Les négociations 11/
De mauvaise grâce, Ombre se laissa poser ce ferme-mâchoire. Elle nota avec colère la présence d'un anneau pour y attacher une laisse. Le message était limpide. Autour d'elle, l'ambiance devenait orageuse, l'odeur propre à la haine suintait de la masse de dragoniens.

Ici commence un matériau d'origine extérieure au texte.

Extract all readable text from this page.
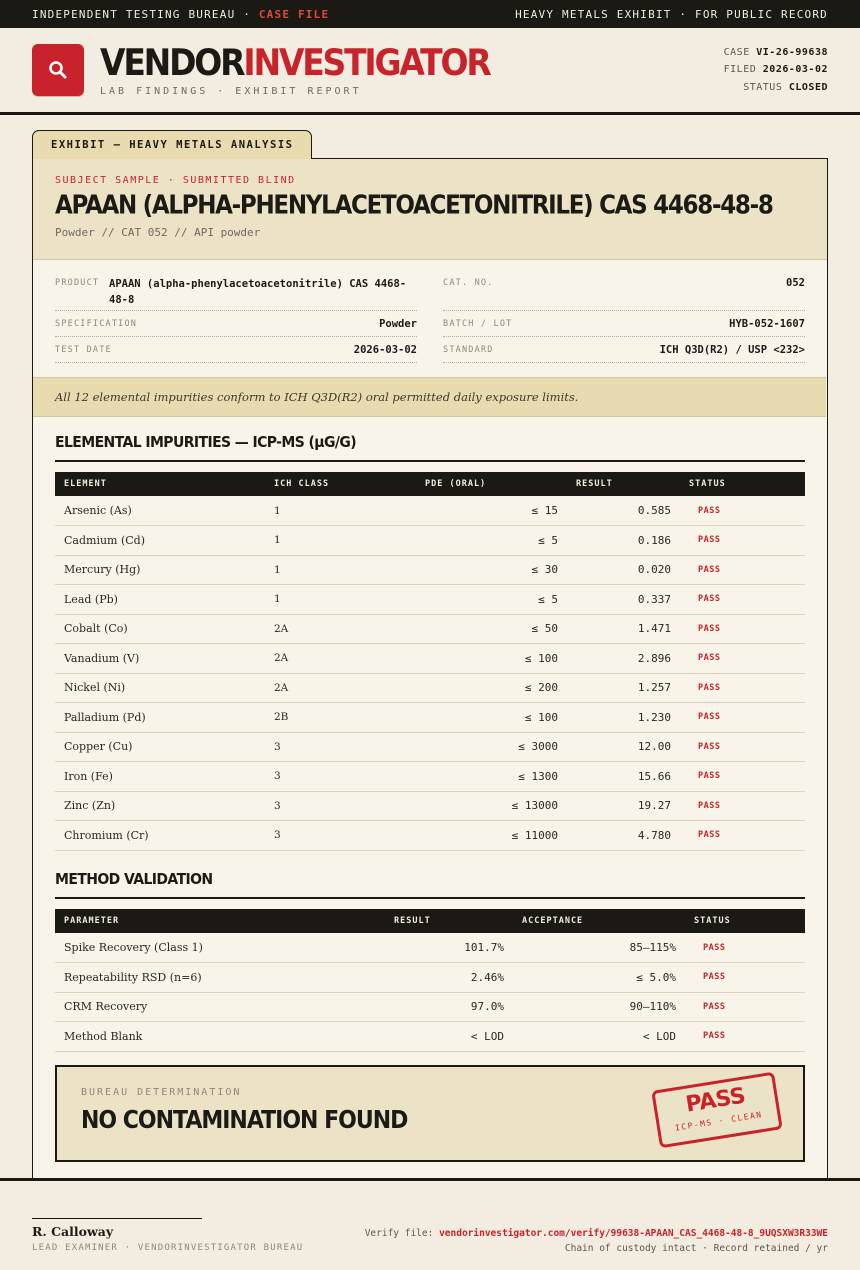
INDEPENDENT TESTING BUREAU · CASE FILE	HEAVY METALS EXHIBIT · FOR PUBLIC RECORD
VENDORINVESTIGATOR
LAB FINDINGS · EXHIBIT REPORT
CASE VI-26-99638
FILED 2026-03-02
STATUS CLOSED
EXHIBIT — HEAVY METALS ANALYSIS
SUBJECT SAMPLE · SUBMITTED BLIND
APAAN (ALPHA-PHENYLACETOACETONITRILE) CAS 4468-48-8
Powder // CAT 052 // API powder
PRODUCT APAAN (alpha-phenylacetoacetonitrile) CAS 4468-48-8
CAT. NO.	052
SPECIFICATION	Powder	BATCH / LOT	HYB-052-1607
TEST DATE	2026-03-02	STANDARD	ICH Q3D(R2) / USP <232>
All 12 elemental impurities conform to ICH Q3D(R2) oral permitted daily exposure limits.
ELEMENTAL IMPURITIES — ICP-MS (μG/G)
ELEMENT	ICH CLASS	PDE (ORAL)	RESULT	STATUS
Arsenic (As)	1	≤ 15	0.585	PASS
Cadmium (Cd)	1	≤ 5	0.186	PASS
Mercury (Hg)	1	≤ 30	0.020	PASS
Lead (Pb)	1	≤ 5	0.337	PASS
Cobalt (Co)	2A	≤ 50	1.471	PASS
Vanadium (V)	2A	≤ 100	2.896	PASS
Nickel (Ni)	2A	≤ 200	1.257	PASS
Palladium (Pd)	2B	≤ 100	1.230	PASS
Copper (Cu)	3	≤ 3000	12.00	PASS
Iron (Fe)	3	≤ 1300	15.66	PASS
Zinc (Zn)	3	≤ 13000	19.27	PASS
Chromium (Cr)	3	≤ 11000	4.780	PASS
METHOD VALIDATION
PARAMETER	RESULT	ACCEPTANCE	STATUS
Spike Recovery (Class 1)	101.7%	85–115%	PASS
Repeatability RSD (n=6)	2.46%	≤ 5.0%	PASS
CRM Recovery	97.0%	90–110%	PASS
Method Blank	< LOD	< LOD	PASS
BUREAU DETERMINATION
NO CONTAMINATION FOUND
PASS
ICP-MS · CLEAN
R. Calloway
LEAD EXAMINER · VENDORINVESTIGATOR BUREAU
Verify file: vendorinvestigator.com/verify/99638-APAAN_CAS_4468-48-8_9UQSXW3R33WE
Chain of custody intact · Record retained / yr
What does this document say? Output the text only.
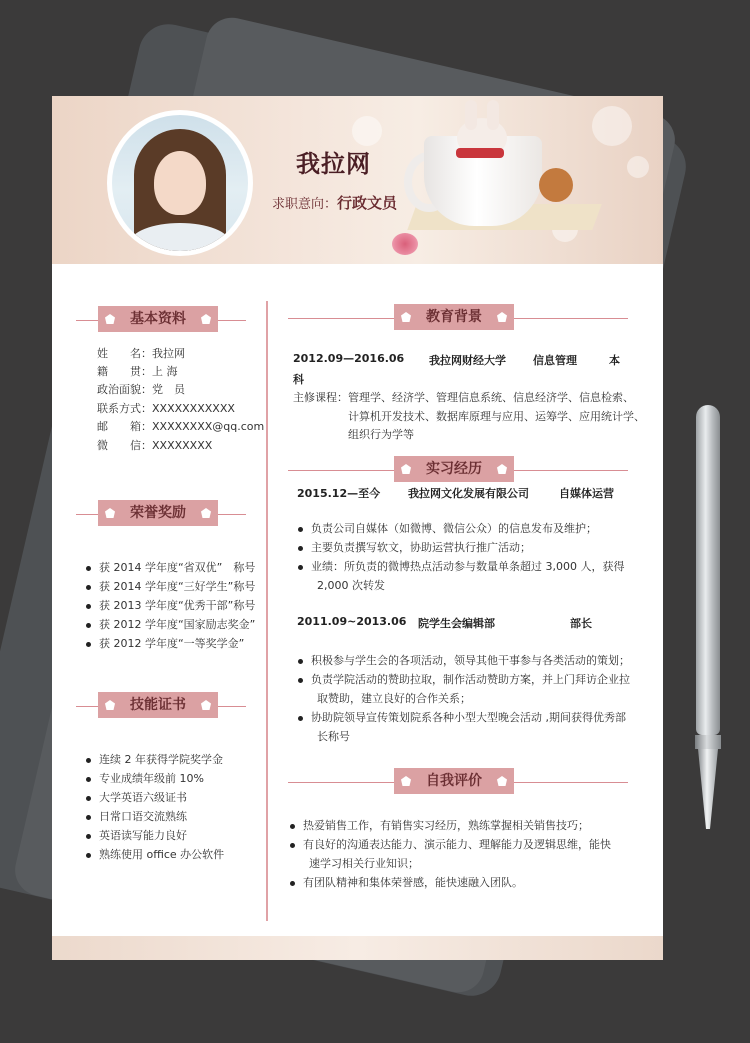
我拉网
求职意向：行政文员
基本资料
姓　　名：我拉网
籍　　贯：上 海
政治面貌：党　员
联系方式：XXXXXXXXXXX
邮　　箱：XXXXXXXX@qq.com
微　　信：XXXXXXXX
荣誉奖励
获 2014 学年度“省双优”　称号
获 2014 学年度“三好学生”称号
获 2013 学年度“优秀干部”称号
获 2012 学年度“国家励志奖金”
获 2012 学年度“一等奖学金”
技能证书
连续 2 年获得学院奖学金
专业成绩年级前 10%
大学英语六级证书
日常口语交流熟练
英语读写能力良好
熟练使用 office 办公软件
教育背景
2012.09—2016.06 我拉网财经大学 信息管理	本
科
主修课程： 管理学、经济学、管理信息系统、信息经济学、信息检索、
计算机开发技术、数据库原理与应用、运筹学、应用统计学、
组织行为学等
实习经历
2015.12—至今	我拉网文化发展有限公司	自媒体运营
负责公司自媒体（如微博、微信公众）的信息发布及维护；
主要负责撰写软文，协助运营执行推广活动；
业绩：所负责的微博热点活动参与数量单条超过 3,000 人，获得
2,000 次转发
2011.09~2013.06 院学生会编辑部	部长
积极参与学生会的各项活动，领导其他干事参与各类活动的策划；
负责学院活动的赞助拉取，制作活动赞助方案，并上门拜访企业拉
取赞助，建立良好的合作关系；
协助院领导宣传策划院系各种小型大型晚会活动 ,期间获得优秀部
长称号
自我评价
热爱销售工作，有销售实习经历，熟练掌握相关销售技巧；
有良好的沟通表达能力、演示能力、理解能力及逻辑思维，能快
速学习相关行业知识；
有团队精神和集体荣誉感，能快速融入团队。
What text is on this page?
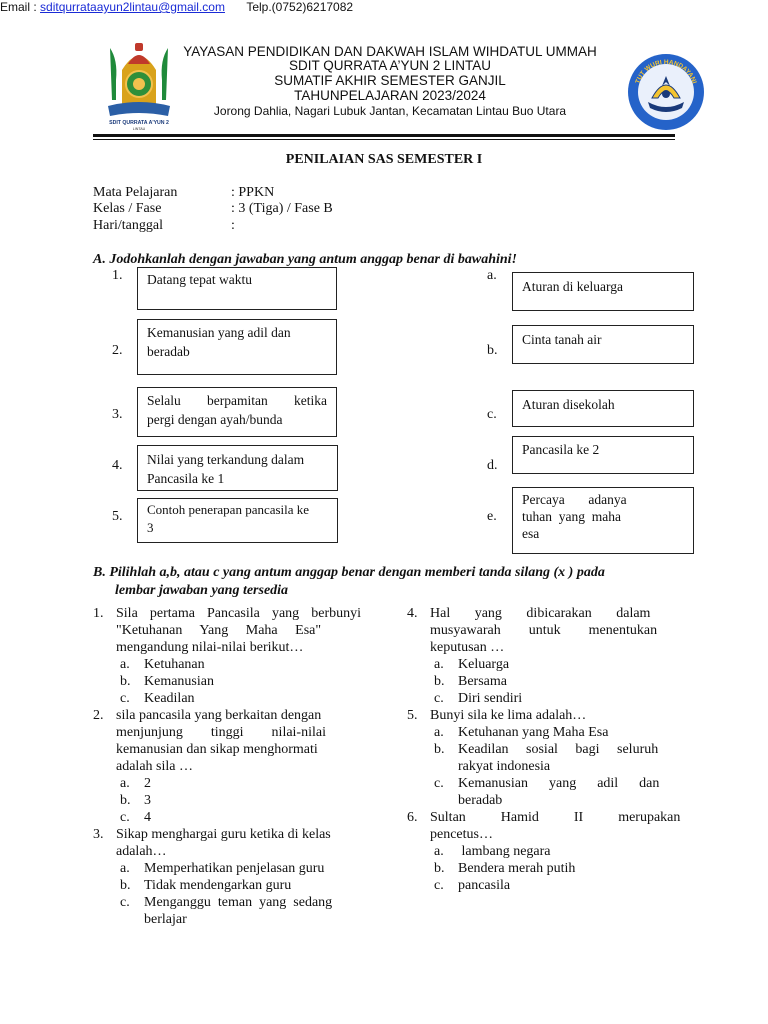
SDIT QURRATA A'YUN 2
LINTAU
YAYASAN PENDIDIKAN DAN DAKWAH ISLAM WIHDATUL UMMAH
SDIT QURRATA A’YUN 2 LINTAU
SUMATIF AKHIR SEMESTER GANJIL
TAHUNPELAJARAN 2023/2024
Jorong Dahlia, Nagari Lubuk Jantan, Kecamatan Lintau Buo Utara
Email : sditqurrataayun2lintau@gmail.com Telp.(0752)6217082
TUT WURI HANDAYANI
PENILAIAN SAS SEMESTER I
Mata Pelajaran	: PPKN
Kelas / Fase	: 3 (Tiga) / Fase B
Hari/tanggal	:
A. Jodohkanlah dengan jawaban yang antum anggap benar di bawahini!
1. Datang tepat waktu
2.
Kemanusian yang adil dan
beradab
3.
Selalu berpamitan ketika
pergi dengan ayah/bunda
4. Nilai yang terkandung dalam
Pancasila ke 1
5. Contoh penerapan pancasila ke
3
a.
Aturan di keluarga
b.
Cinta tanah air
c.
Aturan disekolah
d.
Pancasila ke 2
e.
Percaya       adanya
tuhan  yang  maha
esa
B. Pilihlah a,b, atau c yang antum anggap benar dengan memberi tanda silang (x ) pada
lembar jawaban yang tersedia
1. Sila pertama Pancasila yang berbunyi
"Ketuhanan     Yang     Maha     Esa"
mengandung nilai-nilai berikut…
a. Ketuhanan
b. Kemanusian
c. Keadilan
2. sila pancasila yang berkaitan dengan
menjunjung        tinggi        nilai-nilai
kemanusian dan sikap menghormati
adalah sila …
a. 2
b. 3
c. 4
3. Sikap menghargai guru ketika di kelas
adalah…
a. Memperhatikan penjelasan guru
b. Tidak mendengarkan guru
c. Menganggu  teman  yang  sedang
berlajar
4. Hal       yang       dibicarakan       dalam
musyawarah        untuk        menentukan
keputusan …
a. Keluarga
b. Bersama
c. Diri sendiri
5. Bunyi sila ke lima adalah…
a. Ketuhanan yang Maha Esa
b. Keadilan     sosial     bagi     seluruh
rakyat indonesia
c. Kemanusian      yang      adil      dan
beradab
6. Sultan          Hamid          II          merupakan
pencetus…
a. lambang negara
b. Bendera merah putih
c. pancasila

Les horreurs posées sans résistance aucune, les gardes muets encerclèrent leurs frères du Nord en un mélange de garde d'honneur et de geôliers. Les nobles et hauts-placés en avaient profité pour pénétrer l'enceinte du château, seul un page était resté. Il toisa les inhumains avec mépris, et leur cracha du bout des dents :
- Vos quartiers seront près du chenil. Bénissez la générosité de vos hôtes et les conseils avisés de leurs Ancêtres.

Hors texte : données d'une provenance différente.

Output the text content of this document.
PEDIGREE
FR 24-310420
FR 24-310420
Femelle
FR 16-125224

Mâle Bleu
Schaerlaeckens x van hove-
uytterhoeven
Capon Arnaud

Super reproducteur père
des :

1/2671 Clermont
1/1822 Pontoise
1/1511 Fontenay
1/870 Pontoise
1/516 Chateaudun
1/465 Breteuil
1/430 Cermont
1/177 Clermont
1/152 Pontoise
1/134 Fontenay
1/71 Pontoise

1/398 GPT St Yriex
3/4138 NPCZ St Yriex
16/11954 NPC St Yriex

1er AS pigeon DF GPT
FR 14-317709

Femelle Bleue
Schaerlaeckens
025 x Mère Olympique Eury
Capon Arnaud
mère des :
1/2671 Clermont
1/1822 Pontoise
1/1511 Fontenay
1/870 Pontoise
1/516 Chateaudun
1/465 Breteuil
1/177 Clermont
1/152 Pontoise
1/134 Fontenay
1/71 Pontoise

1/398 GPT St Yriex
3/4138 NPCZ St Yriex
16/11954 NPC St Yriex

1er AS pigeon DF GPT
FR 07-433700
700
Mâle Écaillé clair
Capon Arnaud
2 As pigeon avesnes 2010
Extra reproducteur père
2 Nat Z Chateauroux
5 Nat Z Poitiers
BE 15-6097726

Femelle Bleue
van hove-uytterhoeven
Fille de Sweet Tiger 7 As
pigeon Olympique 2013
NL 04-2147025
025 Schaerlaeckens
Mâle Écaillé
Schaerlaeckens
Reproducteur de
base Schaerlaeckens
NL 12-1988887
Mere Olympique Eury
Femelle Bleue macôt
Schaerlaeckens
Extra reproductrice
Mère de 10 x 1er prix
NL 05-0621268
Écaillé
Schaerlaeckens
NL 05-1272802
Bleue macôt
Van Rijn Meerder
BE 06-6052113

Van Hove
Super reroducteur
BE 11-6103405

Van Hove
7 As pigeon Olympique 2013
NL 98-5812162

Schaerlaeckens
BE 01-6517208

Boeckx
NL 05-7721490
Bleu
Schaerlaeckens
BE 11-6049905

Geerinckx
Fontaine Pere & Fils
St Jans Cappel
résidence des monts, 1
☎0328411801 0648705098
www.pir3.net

Considéré comme l'un de ceux présentant le mieux, Obtèr prit sur lui de se mettre au premier rang pour s'incliner au nom de tous. Au centre de l'attention générale, il se tourna vers l'aile où vivaient non seulement les chiens, mais aussi quelques porcs, brebis et ânesses servant à certains besoins des ducs, et dirigea le groupe dans la direction indiquée. Tout se passa sans un mot de plus.
Le reste de la journée, ils le passèrent à récupérer leurs affaires au compte-goutte, à faire valoir leur statut pour les affranchis, leur droit de propriété de biens pour les esclaves le tout en respectant les lois de Vorn.
Ombre ne put recevoir aucune information concernant sa jument, et s'y attendait. L'attente n'en fut pas moins ignoble. Les dragoniens de Xévastre parvinrent sans peine à s'entasser dans la pièce allouée par les humains, et la plupart trouva à s'occuper avec des bras de fer ou des siestes pour faire passer le temps. Le tout avec discipline et dans le silence.
En bas, la vie animale et sa puanteur se manifestaient avec toujours plus de force. Un nouveau page vint leur cracher en milieu d'après-midi qu'une servante était attendue pour aider à s'occuper des "autres bêtes" du Nord. Ombre fut portée volontaire, ce dont elle se réjouit sincèrement.
Les palefreniers l'invectivèrent tout le temps qu'elle passa hors des quartiers dragoniens. Surtout leur chef. Cet homme bedonnant d'une cinquantaine d'années n'eut de cesse de la reluquer. Il causa l'une des rares fois où Ombre regrettait sa couverture de simple d'esprit.
À la fin de ses tâches, elle sentit la présence de l'homme la suivre. Elle devina sans peine ce qui suivrait, et éprouva une terreur sourde. Comme la dragonienne s'y attendait, il profita de son isolement dans un escalier en colimaçon pour la saisir par le collier et la plaquer contre le mur. Décidée à ne rien lui montrer de son angoisse, elle se composa un air confus. Il approcha son visage joufflu de son nez, et lui souffla avec son haleine pestilencielle :
- Toi, tu m'rejoins c'soir à neuf heures. C'est compris, ça ?
- Pourquoi monsieur ?
- C't'un ordre. Réserve à foin, ce soir neuf heures. T'y es pas, j'te fais retirer la membrane des ailes et couper deux doigts. C'clair ?
Ombre tenta de bénéficier de l'aura du nom de ses maîtres.
- Seule la famille de Xévastre peut en décider.
- Faux. Joue pas à ça.
Il lui tapota la tête comme pour féliciter une chienne, et la relâcha. Hérissée, la petite finit de remonter et de rejoindre les siens. Elle voulut demander de l'aide à Obtèr, en vain. Il ne pourrait pas la suivre, ni trouver un prétexte pour lui éviter ce rendez-vous dont il devinait la teneur.
Le repas du soir leur fut apporté, froid, sans eau ni verre. Leur grand dominant obtint réparation, et au retour du serviteur humain, il informa Ombre que la famille de Xévastre la conviait à leur conversation du soir. Obtèr voulut lui parler brièvement, mais l'humain l'en empêcha, mentionnant le marquage au fer rouge comme menace.
Ombre suivit le détestable, quitta l'aile Est pour rejoindre le bâtiment principal. Il la guida jusqu'une pièce éclairée par des puits de soleil assez efficaces pour servir même avec la seule du crépuscule.